The author explains U.S. and UK analysis of sites that U.S. intelligence collected during the war and what happened to these after the war. Mills discusses how the allies utilized not only the scientist and materials captured but also the seldom-mentioned key assets of the test facilities that were captured.

Mills’s final three chapters review how the United States, UK, and France used the captured German technology and scientists to develop their own antiaircraft missile programs. He discusses how the priority of exploitation was in the war against Japan. He then moves to explain which German specialists were sent to which U.S., French, or British facilities to work on specific projects. The detail of Mills’s analysis outlines which German specific weapons systems research documents on was available and each location. This was valuable since there was no internet to share items online. Copies had to be made and couriered or people had to travel to the specific base as well as which base had samples of the German hardware and which scientists worked with the U.S. Navy, U.S. Army, and American Air Force/U.S. Air Force and location. The chapter on American exploitation discusses how German work influenced the U.S. Army Nike Missile System and other items from propellants to guided systems. The chapter on the UK development of German captured assets is roughly the same as the United States in scope, breadth, and details. Capturing less German assets after the war, they lagged the United States and UK in development and eventually purchased U.S. and UK surface-to-surface systems.
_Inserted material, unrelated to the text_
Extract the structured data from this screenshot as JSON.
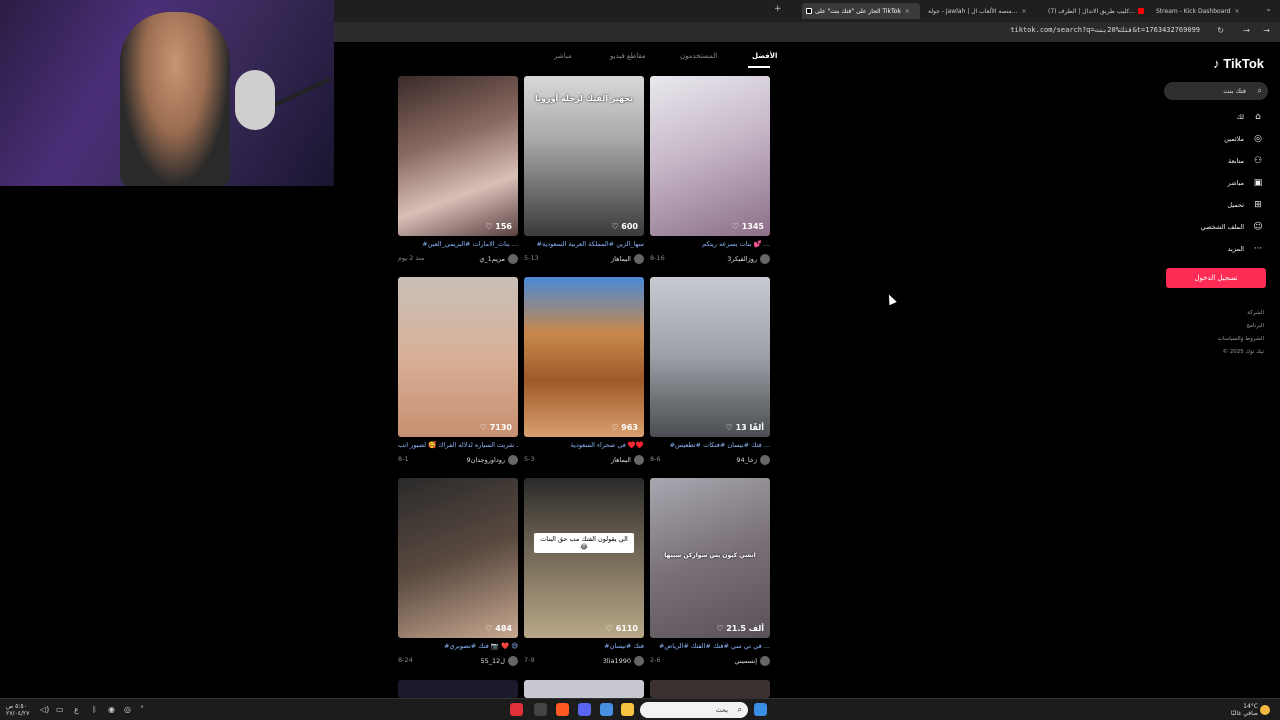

As stated by the author, the presented historical account explains how scientific advances can be exploited and accelerated due to war—whether armed conflict, space surveillance, cyber operations, signal intelligence collection, etc. This is much more relevant today in the age of multidomain operations and a much more technology reliant economy and military. This book was a complex and detailed read. I would recommend for researchers involved in the developing area of counter-unmanned aerial vehicle (drone) technology or even in military technology exploitation of captured enemy equipment from C-UAV to cyber programs to area denial systems. While the technology in the book is most likely outdated, the investigation and development and testing programs are probably still valid.